Neurosurgeons do things that cannot be undone. The grave consequences of our actions render even the most trivial of tasks difficult. Put a footwide wooden plank on the driveway and walk its length: no problem. But suspend that same board ten stories in the air and try walking its length again. The difficulty of a task transcends mere mechanics. Irreversibility of our missteps is one reason why I also awaken each morning wondering how I can get out of neurosurgery. The fly struggles in the web.
Our training period, simultaneously the worst and best part of our careers, remains one of the most arduous apprenticeships on earth. There are no neurosurgical prodigies. Little Elmo will never be the first in his advanced-track grade school to lop out a frontal lobe. Whether genius or dolt, everybody runs the same seventeen-year gauntlet from high school to board-certified brain surgeon. Why? Because neurosurgery, like all surgical fields, is a cult, a religion with mandatory rites of passage. All trainees must submit to the ordeal, must endure the withering years of death and disease, must feel abject humiliation at the hands of their professor-priests. In addition to professional brainwashing, the training process also achieves the unstated goal of turning out people who not only can
do
neurosurgery but also
look
like neurosurgeons in the Cushing mold: gray, chain-smoking males. The longer the program, the older and more persuasive the surgeon. A twenty-five-year-old man can pilot a spacecraft to the moon, but please keep him out of Mama’s head.
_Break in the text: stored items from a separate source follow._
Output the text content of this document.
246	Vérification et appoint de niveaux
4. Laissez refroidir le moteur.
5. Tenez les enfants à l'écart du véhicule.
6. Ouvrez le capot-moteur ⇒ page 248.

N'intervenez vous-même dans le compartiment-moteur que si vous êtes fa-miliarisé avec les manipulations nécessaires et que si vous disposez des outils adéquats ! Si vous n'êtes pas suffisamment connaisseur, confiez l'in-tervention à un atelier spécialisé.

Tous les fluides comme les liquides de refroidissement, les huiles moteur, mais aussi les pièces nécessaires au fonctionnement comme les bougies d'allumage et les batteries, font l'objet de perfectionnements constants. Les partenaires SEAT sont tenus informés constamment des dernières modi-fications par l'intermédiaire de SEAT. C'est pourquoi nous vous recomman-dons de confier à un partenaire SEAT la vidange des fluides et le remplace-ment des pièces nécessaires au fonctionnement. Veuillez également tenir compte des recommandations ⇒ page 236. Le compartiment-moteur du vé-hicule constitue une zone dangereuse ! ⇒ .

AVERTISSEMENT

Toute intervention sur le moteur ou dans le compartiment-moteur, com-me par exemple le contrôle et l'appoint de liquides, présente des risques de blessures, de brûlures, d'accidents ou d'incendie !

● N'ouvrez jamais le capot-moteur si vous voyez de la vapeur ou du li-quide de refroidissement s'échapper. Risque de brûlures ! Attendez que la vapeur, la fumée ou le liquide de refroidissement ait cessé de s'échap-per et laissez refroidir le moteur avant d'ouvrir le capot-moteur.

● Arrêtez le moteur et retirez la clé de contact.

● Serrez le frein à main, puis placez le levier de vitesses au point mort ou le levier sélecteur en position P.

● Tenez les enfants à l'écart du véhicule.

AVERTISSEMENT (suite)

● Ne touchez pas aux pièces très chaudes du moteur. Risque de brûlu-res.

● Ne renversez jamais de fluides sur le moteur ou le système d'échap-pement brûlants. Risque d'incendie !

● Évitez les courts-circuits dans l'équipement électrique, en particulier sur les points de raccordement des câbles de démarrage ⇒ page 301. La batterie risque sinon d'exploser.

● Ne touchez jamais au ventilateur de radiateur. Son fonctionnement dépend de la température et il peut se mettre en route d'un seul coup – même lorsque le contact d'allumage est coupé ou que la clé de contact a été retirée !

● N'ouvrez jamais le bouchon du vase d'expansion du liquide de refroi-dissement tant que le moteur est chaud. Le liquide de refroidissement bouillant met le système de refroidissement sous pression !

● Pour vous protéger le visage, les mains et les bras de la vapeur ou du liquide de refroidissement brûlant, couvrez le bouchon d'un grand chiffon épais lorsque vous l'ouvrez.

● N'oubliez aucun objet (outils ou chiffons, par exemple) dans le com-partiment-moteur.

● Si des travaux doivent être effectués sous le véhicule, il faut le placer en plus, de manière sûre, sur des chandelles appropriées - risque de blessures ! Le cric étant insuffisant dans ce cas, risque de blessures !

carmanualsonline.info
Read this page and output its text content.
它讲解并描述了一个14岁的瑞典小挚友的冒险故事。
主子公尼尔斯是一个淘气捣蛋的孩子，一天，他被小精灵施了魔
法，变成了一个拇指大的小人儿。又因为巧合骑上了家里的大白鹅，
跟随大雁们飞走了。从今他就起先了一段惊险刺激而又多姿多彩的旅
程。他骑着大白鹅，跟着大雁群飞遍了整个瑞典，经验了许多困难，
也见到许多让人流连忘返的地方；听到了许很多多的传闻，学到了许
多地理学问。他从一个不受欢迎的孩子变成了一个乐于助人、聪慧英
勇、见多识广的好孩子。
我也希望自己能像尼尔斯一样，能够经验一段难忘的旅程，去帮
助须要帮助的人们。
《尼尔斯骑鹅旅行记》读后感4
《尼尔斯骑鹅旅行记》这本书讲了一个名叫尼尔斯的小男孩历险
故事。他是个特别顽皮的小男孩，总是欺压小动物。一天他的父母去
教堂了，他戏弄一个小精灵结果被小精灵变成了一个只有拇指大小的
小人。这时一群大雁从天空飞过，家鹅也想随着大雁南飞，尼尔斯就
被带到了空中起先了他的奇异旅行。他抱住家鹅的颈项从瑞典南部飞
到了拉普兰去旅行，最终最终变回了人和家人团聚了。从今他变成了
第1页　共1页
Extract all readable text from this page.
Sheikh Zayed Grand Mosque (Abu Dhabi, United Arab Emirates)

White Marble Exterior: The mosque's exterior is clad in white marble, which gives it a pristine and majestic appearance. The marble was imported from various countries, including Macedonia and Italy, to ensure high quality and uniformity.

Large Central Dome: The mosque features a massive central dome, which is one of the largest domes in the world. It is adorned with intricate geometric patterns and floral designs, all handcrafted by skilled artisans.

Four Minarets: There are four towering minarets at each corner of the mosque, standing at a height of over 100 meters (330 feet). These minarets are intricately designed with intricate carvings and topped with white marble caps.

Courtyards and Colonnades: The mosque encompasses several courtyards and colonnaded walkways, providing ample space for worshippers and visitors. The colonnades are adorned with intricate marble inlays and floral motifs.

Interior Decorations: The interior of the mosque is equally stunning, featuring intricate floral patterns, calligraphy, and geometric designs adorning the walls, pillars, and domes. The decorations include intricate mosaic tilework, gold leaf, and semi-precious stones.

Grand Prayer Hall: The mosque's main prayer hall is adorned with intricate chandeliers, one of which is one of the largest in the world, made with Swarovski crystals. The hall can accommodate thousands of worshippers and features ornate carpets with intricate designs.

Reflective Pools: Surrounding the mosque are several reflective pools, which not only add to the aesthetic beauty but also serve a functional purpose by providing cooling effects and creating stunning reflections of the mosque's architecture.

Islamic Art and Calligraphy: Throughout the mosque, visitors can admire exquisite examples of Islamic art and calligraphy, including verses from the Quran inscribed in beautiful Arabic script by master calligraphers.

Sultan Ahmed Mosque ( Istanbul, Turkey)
This book details my odyssey into neurosurgery. However, the story focuses not upon my own talents, which are far from exceptional, nor upon any bizarre case histories or lurid physician behavior. No sex in linen closets here, no inside scoops on prominent medical personalities. The focus is upon the ordinary: ordinary patients and doctors facing difficult diseases and, at times, displaying extraordinary courage.
The book is a loose collection of clinical tales. I recall my residency as an anthology of patient experiences, not as a didactic education or a plotted story line. I remember nothing of the chapters on rheumatoid arthritis I read in medical school, but I do remember the distraught grandmother with gnarled fingers who could no longer roll cookie dough for her grandchildren. The book, like my training, is a collage of human beings.
The patient vignettes tend toward the gloomy side, and I may be accused of making the field of neurosurgery look like
Hamlet,
in that nearly everyone dies in the end. These stories do not mirror the field of neurosurgery at large, in which good outcomes vastly outnumber complications and deaths. I chose cases that became landmarks in my own progression from steelworker to surgeon of the central nervous system. Failure instructs better than success. A single death shapes the surgeon’s psyche in a way that fifty “saves” cannot.
Neurosurgeons face terrible diseases—brain cancers, spinal cord injuries, head trauma, lethal hemorrhages. We confront patients deprived of speech, movement, vision. In manycases, disaster strikes them like lightning, in the form of sudden headaches, seizures, car accidents, or simple stairway tumbles. We see what no one would ever ask to see. Nevertheless, the nobility of the human spirit will always shine through the ugliness. The worst tragedies can be the most inspiring. During my training, I felt like Robert E. Lee, who, after witnessing great
heroism in the midst of terrific carnage, mused: “It is well that war is so terrible, or we should grow too fond of it.”